(A) Any right-of-way agreement executed under this chapter shall be for the nonexclusive use of the public rights-of-way. By executing a right-of-way agreement, the city does not agree to restrict the number of right-of-way agreements to be executed that cover all or any part of the city for any person in the same business, a competing business or a related business as the licensee.
(B) A right-of-way agreement only authorizes licensee to use the public rights-of-way, and the use of any other public property, whether located within or outside a public right-of-way, is strictly prohibited unless authorized by a separate agreement with the city.
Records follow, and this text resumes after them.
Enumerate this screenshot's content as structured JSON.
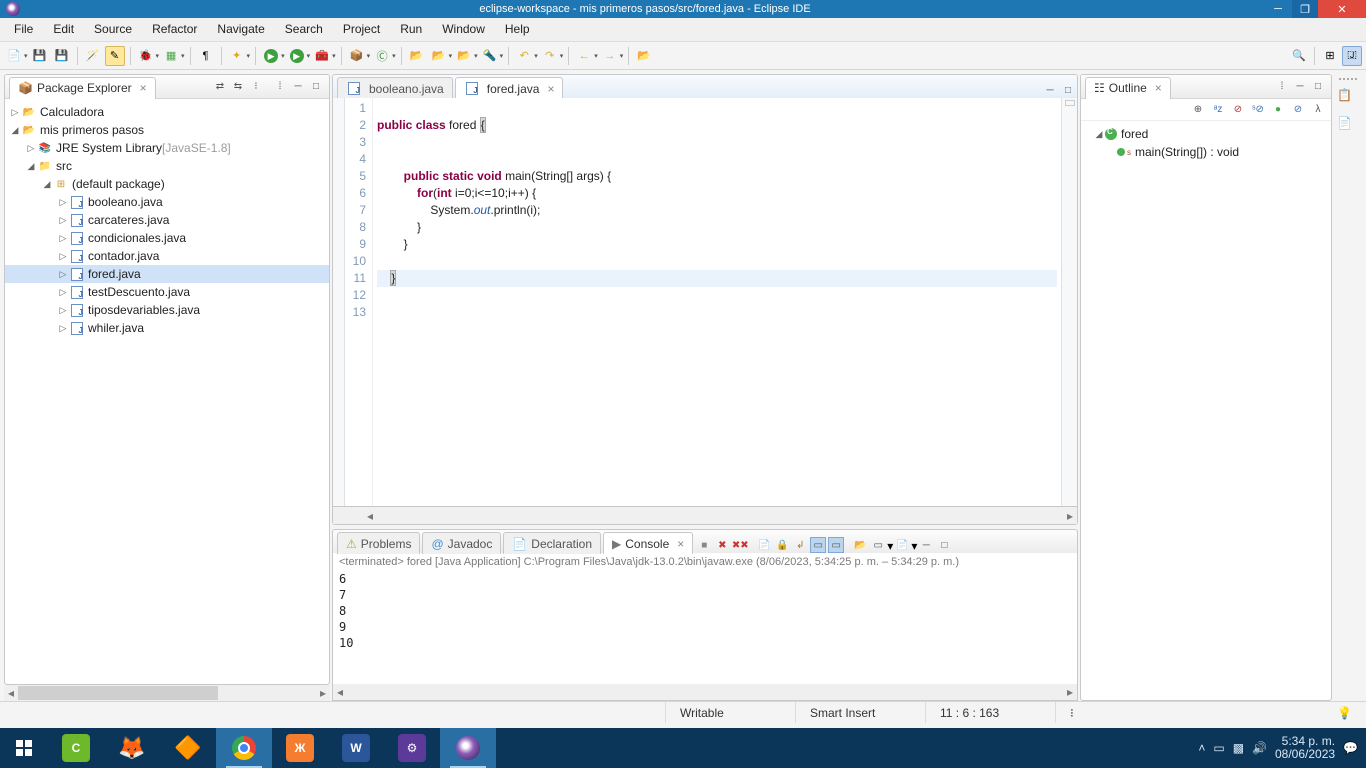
{
  "title": "eclipse-workspace - mis primeros pasos/src/fored.java - Eclipse IDE",
  "menu": [
    "File",
    "Edit",
    "Source",
    "Refactor",
    "Navigate",
    "Search",
    "Project",
    "Run",
    "Window",
    "Help"
  ],
  "pkg_explorer": {
    "title": "Package Explorer",
    "projects": [
      {
        "name": "Calculadora",
        "expanded": false
      },
      {
        "name": "mis primeros pasos",
        "expanded": true,
        "children": [
          {
            "name": "JRE System Library",
            "suffix": "[JavaSE-1.8]",
            "type": "lib"
          },
          {
            "name": "src",
            "type": "srcfolder",
            "expanded": true,
            "children": [
              {
                "name": "(default package)",
                "type": "package",
                "expanded": true,
                "children": [
                  {
                    "name": "booleano.java",
                    "type": "java"
                  },
                  {
                    "name": "carcateres.java",
                    "type": "java"
                  },
                  {
                    "name": "condicionales.java",
                    "type": "java"
                  },
                  {
                    "name": "contador.java",
                    "type": "java"
                  },
                  {
                    "name": "fored.java",
                    "type": "java",
                    "selected": true
                  },
                  {
                    "name": "testDescuento.java",
                    "type": "java"
                  },
                  {
                    "name": "tiposdevariables.java",
                    "type": "java"
                  },
                  {
                    "name": "whiler.java",
                    "type": "java"
                  }
                ]
              }
            ]
          }
        ]
      }
    ]
  },
  "editor": {
    "tabs": [
      {
        "name": "booleano.java",
        "active": false
      },
      {
        "name": "fored.java",
        "active": true
      }
    ],
    "line_count": 13,
    "code_lines": [
      "",
      "public class fored {",
      "",
      "",
      "        public static void main(String[] args) {",
      "            for(int i=0;i<=10;i++) {",
      "                System.out.println(i);",
      "            }",
      "        }",
      "",
      "    }",
      "",
      ""
    ]
  },
  "bottom_tabs": [
    "Problems",
    "Javadoc",
    "Declaration",
    "Console"
  ],
  "console": {
    "info": "<terminated> fored [Java Application] C:\\Program Files\\Java\\jdk-13.0.2\\bin\\javaw.exe  (8/06/2023, 5:34:25 p. m. – 5:34:29 p. m.)",
    "output": "6\n7\n8\n9\n10"
  },
  "outline": {
    "title": "Outline",
    "class": "fored",
    "method": "main(String[]) : void"
  },
  "status": {
    "writable": "Writable",
    "insert": "Smart Insert",
    "pos": "11 : 6 : 163"
  },
  "tray": {
    "time": "5:34 p. m.",
    "date": "08/06/2023"
  }
}
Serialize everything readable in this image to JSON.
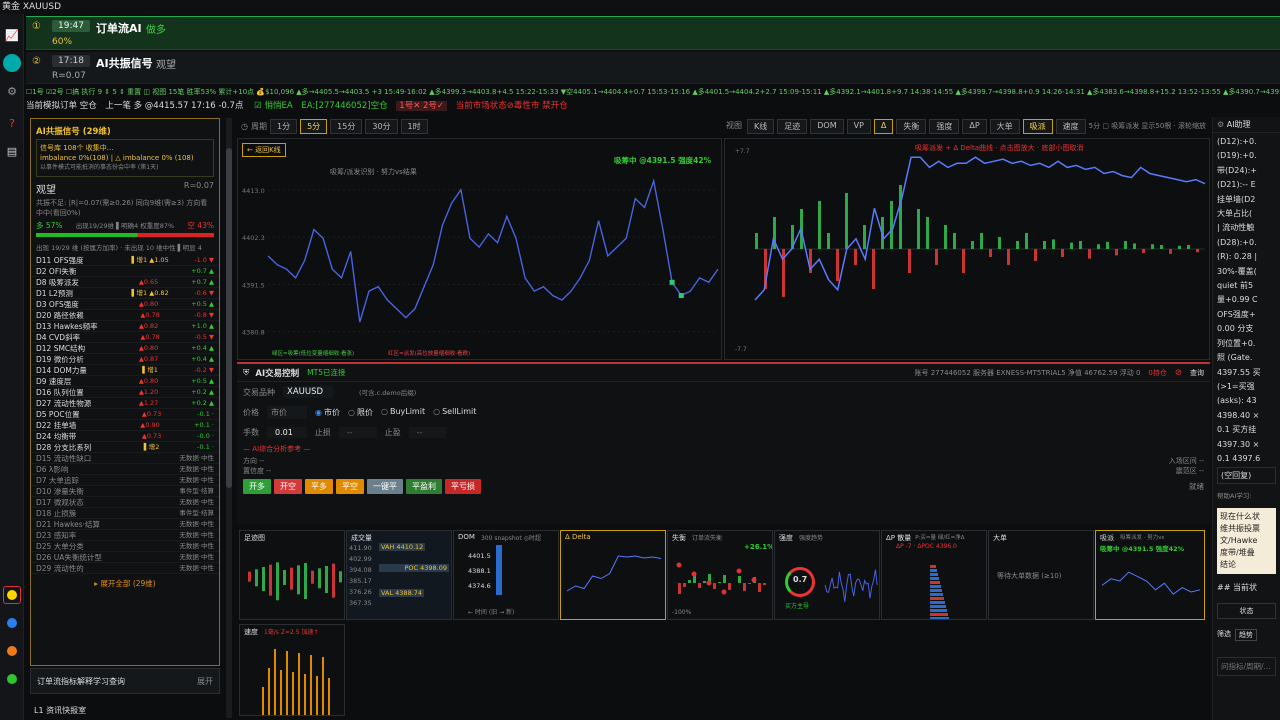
{
  "window": {
    "title": "黄金 XAUUSD"
  },
  "signal1": {
    "index": "①",
    "time": "19:47",
    "name": "订单流AI",
    "direction": "做多",
    "confidence": "60%"
  },
  "signal2": {
    "index": "②",
    "time": "17:18",
    "name": "AI共振信号",
    "direction": "观望",
    "r": "R=0.07"
  },
  "ticker": {
    "text": "☐1号 ☑2号 ☐搞 执行 9 ⇕ 5 ⇕ 重置 ◫ 视图 15笔 胜率53% 累计+10点 💰$10,096 ▲多→4405.5→4403.5 +3 15:49-16:02 ▲多4399.3→4403.8+4.5 15:22-15:33 ▼空4405.1→4404.4+0.7 15:53-15:16 ▲多4401.5→4404.2+2.7 15:09-15:11 ▲多4392.1→4401.8+9.7 14:38-14:55 ▲多4399.7→4398.8+0.9 14:26-14:31 ▲多4383.6→4398.8+15.2 13:52-13:55 ▲多4390.7→4395.5+4.8 13:30-13:34 ▲多4401.1→4394.9+6.2 13:13-13:1"
  },
  "status": {
    "left": "当前模拟订单 空仓",
    "last": "上一笔 多 @4415.57 17:16 -0.7点",
    "ea_toggle": "☑ 悄悄EA",
    "ea": "EA:[277446052]空仓",
    "slot": "1号✕ 2号✓",
    "state": "当前市场状态⊘毒性市 禁开仓"
  },
  "left_panel": {
    "header": "AI共振信号 (29维)",
    "info1": "信号库 108个 收集中…",
    "info2": "imbalance 0%(108) | △ imbalance 0% (108)",
    "info3": "以事件模式可能抵消的事态份会中率 (第1天)",
    "status": "观望",
    "r": "R=0.07",
    "detail": "共振不足: |R|=0.07(需≥0.26) 同向9维(需≥3) 方向看中中(看回0%)",
    "long_pct": "多 57%",
    "mid": "出现19/29维 ▌明确4 权重度87%",
    "short_pct": "空 43%",
    "sub": "出现 19/29 维 (按属方加率) · 未出现 10 维中性 ▌明显 4",
    "rows": [
      [
        "D11 OFS强度",
        "▌增1 ▲1.05",
        "-1.0 ▼"
      ],
      [
        "D2 OFI失衡",
        "",
        "+0.7 ▲"
      ],
      [
        "D8 吸筹派发",
        "▲0.65",
        "+0.7 ▲"
      ],
      [
        "D1 L2预测",
        "▌增1 ▲0.82",
        "-0.6 ▼"
      ],
      [
        "D3 OFS强度",
        "▲0.80",
        "+0.5 ▲"
      ],
      [
        "D20 路径依赖",
        "▲0.78",
        "-0.8 ▼"
      ],
      [
        "D13 Hawkes频率",
        "▲0.82",
        "+1.0 ▲"
      ],
      [
        "D4 CVD斜率",
        "▲0.78",
        "-0.5 ▼"
      ],
      [
        "D12 SMC结构",
        "▲0.80",
        "+0.4 ▲"
      ],
      [
        "D19 微价分析",
        "▲0.87",
        "+0.4 ▲"
      ],
      [
        "D14 DOM力量",
        "▌增1",
        "-0.2 ▼"
      ],
      [
        "D9 速度层",
        "▲0.80",
        "+0.5 ▲"
      ],
      [
        "D16 队列位置",
        "▲1.20",
        "+0.2 ▲"
      ],
      [
        "D27 流动性物源",
        "▲1.27",
        "+0.2 ▲"
      ],
      [
        "D5 POC位置",
        "▲0.73",
        "-0.1 ·"
      ],
      [
        "D22 挂单墙",
        "▲0.90",
        "+0.1 ·"
      ],
      [
        "D24 均衡带",
        "▲0.73",
        "-0.0 ·"
      ],
      [
        "D28 分支比系列",
        "▌增2",
        "-0.1 ·"
      ],
      [
        "D15 流动性缺口",
        "",
        "无数据·中性"
      ],
      [
        "D6 λ影响",
        "",
        "无数据·中性"
      ],
      [
        "D7 大单追踪",
        "",
        "无数据·中性"
      ],
      [
        "D10 渗量失衡",
        "",
        "事件型·结算"
      ],
      [
        "D17 微观状态",
        "",
        "无数据·中性"
      ],
      [
        "D18 止损簇",
        "",
        "事件型·结算"
      ],
      [
        "D21 Hawkes·结算",
        "",
        "无数据·中性"
      ],
      [
        "D23 感知率",
        "",
        "无数据·中性"
      ],
      [
        "D25 大单分类",
        "",
        "无数据·中性"
      ],
      [
        "D26 UA失衡统计型",
        "",
        "无数据·中性"
      ],
      [
        "D29 流动性的",
        "",
        "无数据·中性"
      ]
    ],
    "expand": "▸ 展开全部 (29维)",
    "learn": "订单流指标解释学习查询",
    "learn_btn": "展开",
    "bottom": "L1 资讯快报室"
  },
  "toolbar": {
    "period_label": "周期",
    "periods": [
      "1分",
      "5分",
      "15分",
      "30分",
      "1时"
    ],
    "views": [
      "视图",
      "K线",
      "足迹",
      "DOM",
      "VP",
      "Δ",
      "失衡",
      "强度",
      "ΔP",
      "大单",
      "吸派",
      "速度"
    ],
    "extra": "5分 ▢ 吸筹派发 显示50根 · 滚轮缩放"
  },
  "chart_data": [
    {
      "type": "line",
      "title": "吸筹/派发识别 · 努力vs结果",
      "back": "← 返回K线",
      "badge": "吸筹中 @4391.5 强度42%",
      "yticks": [
        "4413.0",
        "4402.3",
        "4391.5",
        "4380.8"
      ],
      "ylim": [
        4378,
        4420
      ],
      "values": [
        4398,
        4396,
        4395,
        4393,
        4397,
        4404,
        4402,
        4395,
        4393,
        4399,
        4383,
        4390,
        4391,
        4388,
        4386,
        4384,
        4386,
        4391,
        4396,
        4405,
        4410,
        4413,
        4402,
        4400,
        4403,
        4401,
        4407,
        4402,
        4393,
        4390,
        4391,
        4389,
        4388,
        4390,
        4393,
        4397,
        4406,
        4398,
        4400,
        4402,
        4411,
        4409,
        4415,
        4404,
        4392,
        4389,
        4390,
        4393,
        4392,
        4395
      ],
      "legend": [
        "绿区=吸筹(低位变量缩细收·看涨)",
        "红区=派发(高位放量缩细收·看跌)"
      ]
    },
    {
      "type": "line",
      "title": "吸筹派发 + Δ Delta曲线 · 点击图放大 · 底部小图取消",
      "ytop": "+7.7",
      "ybot": "-7.7",
      "values": [
        0.25,
        0.3,
        0.55,
        0.45,
        0.5,
        0.6,
        0.4,
        0.45,
        0.35,
        0.3,
        0.5,
        0.55,
        0.45,
        0.7,
        0.55,
        0.6,
        0.75,
        0.95,
        0.95,
        0.9,
        0.93,
        0.9,
        0.92,
        0.92,
        0.95,
        0.92,
        0.93,
        0.94,
        0.92,
        0.93,
        0.91,
        0.92,
        0.9,
        0.93,
        0.9,
        0.91,
        0.89,
        0.9,
        0.87,
        0.88,
        0.86,
        0.85,
        0.9,
        0.87,
        0.86,
        0.85,
        0.84,
        0.83,
        0.84,
        0.82
      ],
      "deltas": [
        0.2,
        -0.5,
        0.4,
        -0.6,
        0.3,
        0.5,
        -0.3,
        0.6,
        0.2,
        -0.4,
        0.7,
        -0.2,
        0.3,
        -0.5,
        0.4,
        0.6,
        0.8,
        -0.3,
        0.5,
        0.4,
        -0.2,
        0.3,
        0.2,
        -0.3,
        0.1,
        0.2,
        -0.1,
        0.15,
        -0.2,
        0.1,
        0.2,
        -0.15,
        0.1,
        0.12,
        -0.1,
        0.08,
        0.1,
        -0.12,
        0.06,
        0.09,
        -0.08,
        0.1,
        0.07,
        -0.05,
        0.06,
        0.05,
        -0.06,
        0.04,
        0.05,
        -0.04
      ]
    }
  ],
  "trade": {
    "title": "AI交易控制",
    "mt5": "MT5已连接",
    "acct": "账号 277446052 服务器 EXNESS-MT5TRIAL5 净值 46762.59 浮动 0",
    "close_lbl": "0持仓",
    "query": "查询",
    "symbol_label": "交易品种",
    "symbol": "XAUUSD",
    "symbol_hint": "(可含.c.demo后缀)",
    "price_label": "价格",
    "price_ph": "市价",
    "order_types": [
      "市价",
      "限价",
      "BuyLimit",
      "SellLimit"
    ],
    "qty_label": "手数",
    "qty": "0.01",
    "sl_label": "止损",
    "sl": "--",
    "tp_label": "止盈",
    "tp": "--",
    "ref": "— AI综合分析参考 —",
    "dir": "方向 --",
    "conf": "置信度 --",
    "entry": "入场区间 --",
    "tp_zone": "震范区 --",
    "status": "就绪",
    "buttons": [
      [
        "开多",
        "#2f9e3a"
      ],
      [
        "开空",
        "#d33b3b"
      ],
      [
        "平多",
        "#e08a00"
      ],
      [
        "平空",
        "#e08a00"
      ],
      [
        "一键平",
        "#6b7f8c"
      ],
      [
        "平盈利",
        "#2f7d32"
      ],
      [
        "平亏损",
        "#c62828"
      ]
    ]
  },
  "cards": [
    {
      "name": "足迹图",
      "sub": ""
    },
    {
      "name": "成交量",
      "sub": "",
      "lines": [
        "VAH 4410.12",
        "POC 4398.09",
        "VAL 4388.74"
      ],
      "ticks": [
        "411.90",
        "402.99",
        "394.08",
        "385.17",
        "376.26",
        "367.35"
      ]
    },
    {
      "name": "DOM",
      "sub": "300 snapshot ◎时超",
      "ticks": [
        "4401.5",
        "4388.1",
        "4374.6"
      ],
      "foot": "← 时间 (旧 → 新)"
    },
    {
      "name": "Δ Delta",
      "sub": ""
    },
    {
      "name": "失衡",
      "sub": "订单流失衡",
      "val": "+26.1%",
      "pct": "-100%"
    },
    {
      "name": "强度",
      "sub": "强度趋势",
      "gauge": "0.7",
      "gauge_lbl": "买方主导"
    },
    {
      "name": "ΔP 散量",
      "sub": "P:买=量 绿/红=净Δ",
      "ap": "ΔP -7 · ΔPOC 4396.0"
    },
    {
      "name": "大单",
      "sub": "",
      "wait": "等待大单数据 (≥10)"
    },
    {
      "name": "吸派",
      "sub": "吸筹派发 · 努力vs",
      "badge": "吸筹中 @4391.5 强度42%"
    },
    {
      "name": "速度",
      "sub": "1毫/s Z=2.5 加速↑"
    }
  ],
  "right_panel": {
    "title": "AI助理",
    "lines": [
      "(D12):+0.",
      "(D19):+0.",
      "带(D24):+",
      "(D21):-- E",
      "挂单墙(D2",
      "大单占比(",
      "| 流动性触",
      "(D28):+0.",
      "(R): 0.28 |",
      "30%-覆盖(",
      "quiet 前5",
      "量+0.99 C",
      "OFS强度+",
      "0.00 分支",
      "列位置+0.",
      "照 (Gate.",
      "4397.55 买",
      "(>1=买强",
      "(asks): 43",
      "4398.40 ×",
      "0.1 买方挂",
      "4397.30 ×",
      "0.1 4397.6"
    ],
    "mode": "(空回复)",
    "help": "帮助AI学习:",
    "q": "现在什么状",
    "q2": "维共振投票",
    "q3": "文/Hawke",
    "q4": "度带/堆叠",
    "q5": "结论",
    "cur": "## 当前状",
    "status": "状态",
    "tab1": "筛选",
    "tab2": "趋势",
    "input_ph": "问指标/周期/..."
  }
}
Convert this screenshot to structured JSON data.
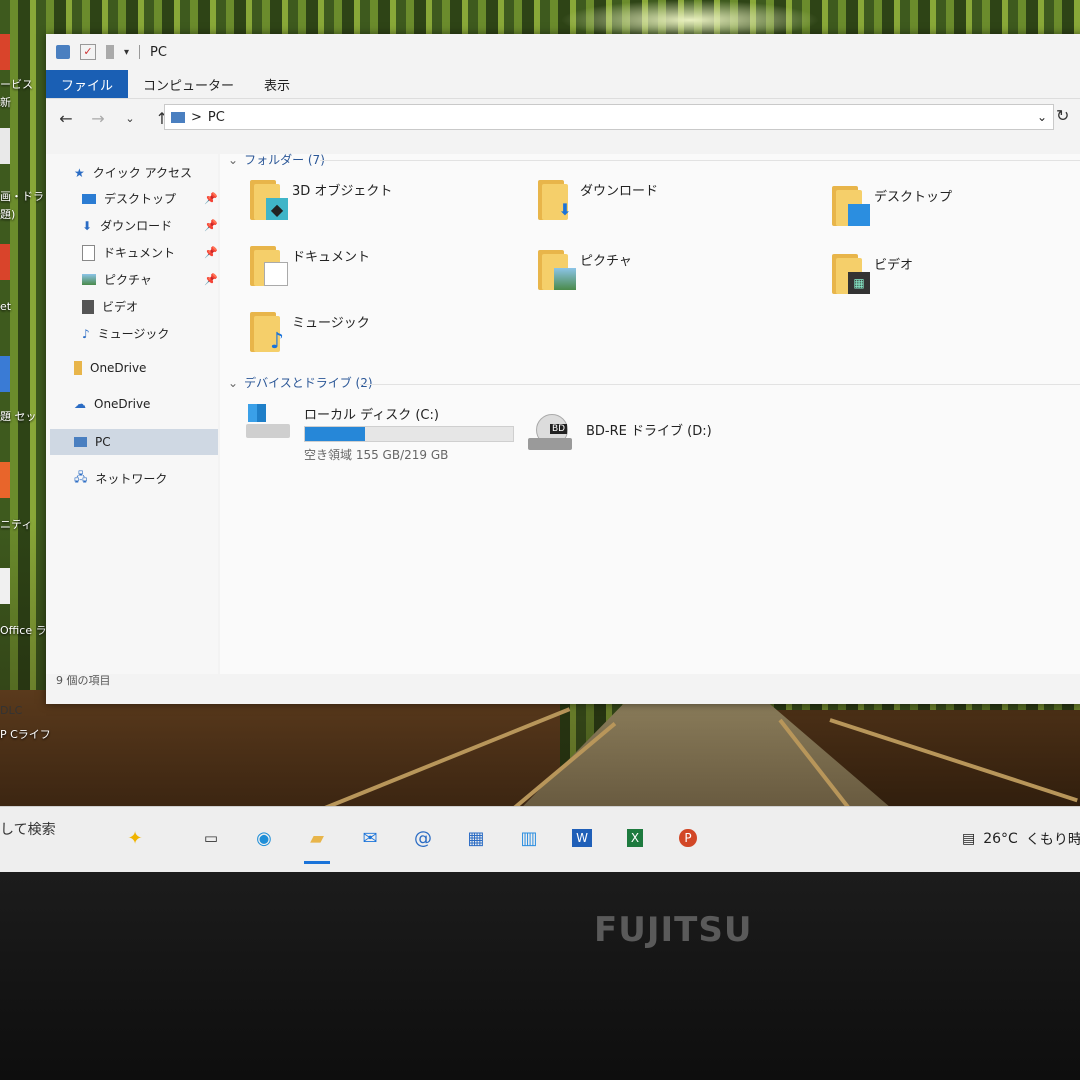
{
  "desktop": {
    "labels": [
      "ービス",
      "新",
      "画・ドラ",
      "題)",
      "et",
      "題 セッ",
      "ニティ",
      "Office ラ",
      "DLC",
      "P Cライフ"
    ]
  },
  "window": {
    "title": "PC",
    "ribbon_tabs": [
      "ファイル",
      "コンピューター",
      "表示"
    ],
    "address": "PC",
    "address_sep": ">"
  },
  "sidebar": {
    "quick_access": "クイック アクセス",
    "items": [
      {
        "label": "デスクトップ",
        "pinned": true
      },
      {
        "label": "ダウンロード",
        "pinned": true
      },
      {
        "label": "ドキュメント",
        "pinned": true
      },
      {
        "label": "ピクチャ",
        "pinned": true
      },
      {
        "label": "ビデオ",
        "pinned": false
      },
      {
        "label": "ミュージック",
        "pinned": false
      }
    ],
    "onedrive_1": "OneDrive",
    "onedrive_2": "OneDrive",
    "pc": "PC",
    "network": "ネットワーク"
  },
  "folders_group": {
    "header": "フォルダー (7)",
    "items": [
      {
        "label": "3D オブジェクト",
        "icon": "3d-objects-icon"
      },
      {
        "label": "ダウンロード",
        "icon": "download-icon"
      },
      {
        "label": "デスクトップ",
        "icon": "desktop-icon"
      },
      {
        "label": "ドキュメント",
        "icon": "document-icon"
      },
      {
        "label": "ピクチャ",
        "icon": "picture-icon"
      },
      {
        "label": "ビデオ",
        "icon": "video-icon"
      },
      {
        "label": "ミュージック",
        "icon": "music-icon"
      }
    ]
  },
  "drives_group": {
    "header": "デバイスとドライブ (2)",
    "local_disk": {
      "label": "ローカル ディスク (C:)",
      "free_text": "空き領域 155 GB/219 GB",
      "used_fraction": 0.29
    },
    "bd_drive": {
      "label": "BD-RE ドライブ (D:)",
      "badge": "BD"
    }
  },
  "status": {
    "item_count": "9 個の項目"
  },
  "taskbar": {
    "search": "して検索",
    "weather_temp": "26°C",
    "weather_desc": "くもり時"
  },
  "bezel": {
    "brand": "FUJITSU"
  },
  "colors": {
    "accent": "#1a5fb4",
    "progress": "#2687d8",
    "folder": "#f5cf6a"
  }
}
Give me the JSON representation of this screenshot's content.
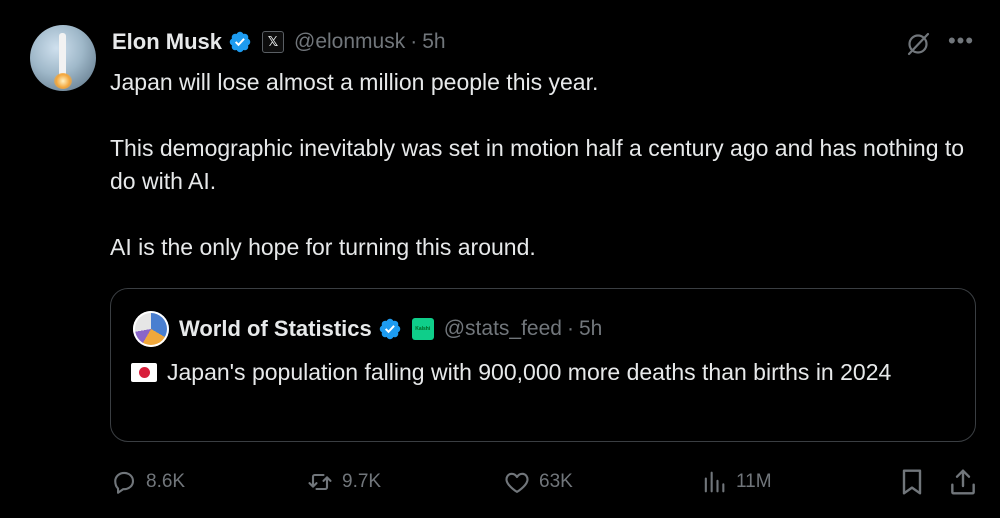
{
  "post": {
    "author_name": "Elon Musk",
    "author_handle": "@elonmusk",
    "separator": "·",
    "time": "5h",
    "x_badge": "𝕏",
    "paragraphs": [
      "Japan will lose almost a million people this year.",
      "This demographic inevitably was set in motion half a century ago and has nothing to do with AI.",
      "AI is the only hope for turning this around."
    ]
  },
  "quote": {
    "author_name": "World of Statistics",
    "author_handle": "@stats_feed",
    "separator": "·",
    "time": "5h",
    "affiliate_badge": "Kalshi",
    "text": "Japan's population falling with 900,000 more deaths than births in 2024"
  },
  "actions": {
    "replies": "8.6K",
    "reposts": "9.7K",
    "likes": "63K",
    "views": "11M"
  },
  "icons": {
    "verified": "verified-badge-icon",
    "grok": "grok-icon",
    "more": "more-icon",
    "reply": "reply-icon",
    "repost": "repost-icon",
    "like": "like-icon",
    "views": "views-icon",
    "bookmark": "bookmark-icon",
    "share": "share-icon",
    "flag": "japan-flag-icon"
  },
  "colors": {
    "background": "#000000",
    "text": "#e7e9ea",
    "muted": "#71767b",
    "verified": "#1d9bf0",
    "border": "#3a3e42"
  }
}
(C) No reference herein, nor in any right-of-way agreement, shall be deemed to be a representation or guarantee by the city that its interest or other right to control the use of the property that is the subject of a right-of-way agreement is sufficient to permit its use for the purposes specified in the agreement. Any right-of-way agreement executed under this chapter shall be deemed to grant no more than the rights which the city may have the authority to grant.
(D) Any privilege claimed by licensee in any public right-of-way shall be subordinate to any prior lawful occupancy of the public right-of-way.
(E) Licensee shall have no recourse whatsoever against the city for any loss, cost, expense or damage arising out of any provision or requirement of this chapter or of any right-of-way agreement executed under this chapter or because of its enforcement.
(`78 Code, § 12.32.150.) (Ord. 2458 § 2, 2000; Ord. 2418 § 1, 1999.)